Dinocaridida


Dinocaridida is a proposed fossil taxon of basal arthropods, which flourished during the Cambrian period and survived up to Early Devonian. Characterized by a pair of frontal appendages and series of body flaps, the name of Dinocaridids refers to the suggested role of some of these members as the largest marine predators of their time. Dinocaridids are occasionally referred to as the 'AOPK group' by some literatures, as the group composed of Radiodonta, Opabiniidae, and the "gilled lobopodians" Pambdelurion and Kerygmachelidae. It is most likely paraphyletic, with Kerygmachelidae and Pambdelurion more basal than the clade composed of Opabiniidae, Radiodonta and other arthropods.

Anatomy

Dinocaridids were bilaterally symmetrical, with a mostly non-mineralized cuticle and a body divided into two major groupings of tagmata : head and trunk. The head apparently unsegmented and had a pair of specialized frontal appendages just in front of the mouth and eyes. The frontal appendages are either lobopodous or arthropodized and usually paired, but highly fused into a nozzle-like structure in Opabiniidae. Based on their preocular position and putative protocerebral origin, the frontal appendages are generally thought to be homologous to the labrum of euarthropods and primary antennae of onychophorans, while subsequent evidence also suggests a deutocerebral origin.

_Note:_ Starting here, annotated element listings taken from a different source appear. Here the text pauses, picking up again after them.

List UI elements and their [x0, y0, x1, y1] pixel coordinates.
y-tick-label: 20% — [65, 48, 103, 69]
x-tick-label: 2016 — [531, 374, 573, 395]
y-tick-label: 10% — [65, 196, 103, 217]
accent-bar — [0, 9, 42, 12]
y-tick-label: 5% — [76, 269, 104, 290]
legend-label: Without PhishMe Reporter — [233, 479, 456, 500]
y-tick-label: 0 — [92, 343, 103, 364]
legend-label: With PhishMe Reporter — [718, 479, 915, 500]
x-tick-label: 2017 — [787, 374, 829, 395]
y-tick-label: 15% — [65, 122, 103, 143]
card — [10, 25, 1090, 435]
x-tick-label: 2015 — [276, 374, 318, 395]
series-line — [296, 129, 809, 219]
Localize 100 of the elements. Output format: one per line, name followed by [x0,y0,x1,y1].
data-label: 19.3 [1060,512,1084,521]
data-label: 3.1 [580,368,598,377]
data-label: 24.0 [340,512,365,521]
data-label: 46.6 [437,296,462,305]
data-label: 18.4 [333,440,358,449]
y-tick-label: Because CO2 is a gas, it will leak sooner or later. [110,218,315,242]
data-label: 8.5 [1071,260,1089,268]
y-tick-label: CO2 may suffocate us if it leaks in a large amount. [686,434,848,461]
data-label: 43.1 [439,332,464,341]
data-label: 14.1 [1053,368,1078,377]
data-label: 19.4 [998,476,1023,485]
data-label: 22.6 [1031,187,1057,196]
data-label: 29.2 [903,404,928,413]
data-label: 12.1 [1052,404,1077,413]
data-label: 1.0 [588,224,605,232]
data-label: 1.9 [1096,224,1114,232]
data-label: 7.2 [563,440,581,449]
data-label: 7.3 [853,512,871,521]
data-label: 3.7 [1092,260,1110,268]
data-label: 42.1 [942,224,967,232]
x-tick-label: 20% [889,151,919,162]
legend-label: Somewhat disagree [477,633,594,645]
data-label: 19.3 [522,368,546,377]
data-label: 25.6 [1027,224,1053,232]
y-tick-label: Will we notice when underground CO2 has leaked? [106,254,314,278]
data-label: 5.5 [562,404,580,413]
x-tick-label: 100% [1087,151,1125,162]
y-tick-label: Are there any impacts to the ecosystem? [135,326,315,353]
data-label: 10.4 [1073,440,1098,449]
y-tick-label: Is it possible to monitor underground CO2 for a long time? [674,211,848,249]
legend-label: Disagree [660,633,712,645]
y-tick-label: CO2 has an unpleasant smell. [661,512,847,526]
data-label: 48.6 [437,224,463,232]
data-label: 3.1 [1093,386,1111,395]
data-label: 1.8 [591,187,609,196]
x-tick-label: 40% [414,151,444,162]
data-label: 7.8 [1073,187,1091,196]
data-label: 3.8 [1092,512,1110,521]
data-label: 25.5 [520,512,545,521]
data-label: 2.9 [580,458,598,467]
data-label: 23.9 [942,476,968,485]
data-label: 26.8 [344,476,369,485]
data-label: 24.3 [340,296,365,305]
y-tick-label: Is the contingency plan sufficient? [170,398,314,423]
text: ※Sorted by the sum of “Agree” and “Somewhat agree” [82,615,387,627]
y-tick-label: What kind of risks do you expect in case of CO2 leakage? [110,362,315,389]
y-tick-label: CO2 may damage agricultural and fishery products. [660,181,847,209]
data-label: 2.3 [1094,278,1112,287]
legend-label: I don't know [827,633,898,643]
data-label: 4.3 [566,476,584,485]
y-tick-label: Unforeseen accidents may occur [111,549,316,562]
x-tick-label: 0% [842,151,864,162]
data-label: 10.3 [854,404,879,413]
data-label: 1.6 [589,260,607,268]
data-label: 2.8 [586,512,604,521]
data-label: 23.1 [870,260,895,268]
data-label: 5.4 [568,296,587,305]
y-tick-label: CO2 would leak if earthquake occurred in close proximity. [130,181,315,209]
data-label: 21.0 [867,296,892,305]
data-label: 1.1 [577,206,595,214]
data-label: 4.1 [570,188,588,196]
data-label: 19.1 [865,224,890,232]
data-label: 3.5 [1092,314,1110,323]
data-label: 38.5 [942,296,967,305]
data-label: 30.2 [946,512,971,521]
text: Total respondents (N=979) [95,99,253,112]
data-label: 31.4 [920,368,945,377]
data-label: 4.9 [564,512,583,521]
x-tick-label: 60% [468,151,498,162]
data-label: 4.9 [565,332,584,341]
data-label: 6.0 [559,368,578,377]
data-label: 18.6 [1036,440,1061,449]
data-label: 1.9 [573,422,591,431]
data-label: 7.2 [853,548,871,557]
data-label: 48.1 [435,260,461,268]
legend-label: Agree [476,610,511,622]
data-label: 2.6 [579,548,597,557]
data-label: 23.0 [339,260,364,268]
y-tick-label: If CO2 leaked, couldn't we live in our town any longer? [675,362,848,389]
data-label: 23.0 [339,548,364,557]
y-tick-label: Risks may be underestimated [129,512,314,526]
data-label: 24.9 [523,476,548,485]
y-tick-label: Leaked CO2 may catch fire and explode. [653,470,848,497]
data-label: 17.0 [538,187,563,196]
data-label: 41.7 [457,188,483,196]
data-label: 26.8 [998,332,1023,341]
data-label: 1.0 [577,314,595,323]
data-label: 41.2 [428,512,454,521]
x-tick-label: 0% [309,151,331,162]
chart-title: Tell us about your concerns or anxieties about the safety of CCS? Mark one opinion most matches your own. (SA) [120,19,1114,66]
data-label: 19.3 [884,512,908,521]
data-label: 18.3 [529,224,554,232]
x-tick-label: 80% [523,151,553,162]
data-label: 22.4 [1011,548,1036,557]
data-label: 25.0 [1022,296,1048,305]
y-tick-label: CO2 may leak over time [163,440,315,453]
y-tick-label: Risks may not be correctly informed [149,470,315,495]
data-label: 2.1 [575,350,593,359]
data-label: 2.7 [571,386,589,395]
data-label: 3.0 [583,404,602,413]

The trunk possessed multiple segments, each with its own gill branch and swimming flaps. It is thought that these flaps moved in an up-and-down motion, in order to propel the animal forward in a fashion similar to the cuttlefish. In gilled lobopodian genera, the trunk may have borne a lobopodous limb underneath each of the flaps. The midgut of dinocaridids had paired digestive glands similar to those of siberiid lobopodians and Cambrian euarthropods. The dinocaridid brain is relatively simple than those of a euarthropod, it is thought to be comprised either 1 or 2 cerebral ganglions.

Classification

Although some authors may rather suggest different taxonomic affinities, most of the phylogenetic studies suggest that dinocaridids are stem group arthropods. Under this scenario, Dinocaridida is a paraphyletic grade in correspond to the arthropod crown group and also suggest a lobopodian origin of the arthropod lineage. In general, the gilled lobopodian genera Pambdelurion and Kerygmachela which have lobopodian traits occupied the basal position; while Opabiniidae and Radiodonta are more derived and closely related to the arthropod crown group, with the latter even having significant arthropod affinities such as arthropodization and head sclerites.
In the original description, Dinocaridida was composed of only Opabiniidae and Radiodonta. With the exclusion of questionable taxa, the former were known only by Opabinia, while all radiodont species were grouped under a single family: Anomalocarididae. In later studies, the gilled lobopodians Pambdelurion and Kerygmachela were also regarded to be dinocaridids, two new opabiniid genera, Utaurora and Mieridduryn were described, other strange dinocaridids like Parvibellus, many radiodonts were reassigned to other new families, and a new family, Kerygmachelidae, was named.

Distribution

The group was geographically widespread, and has been reported from Cambrian strata in Canada, United States, Greenland, China, Australia and Russia, as well as the Early to Middle Ordovician of Morocco and Wales and the Early Devonian of Germany.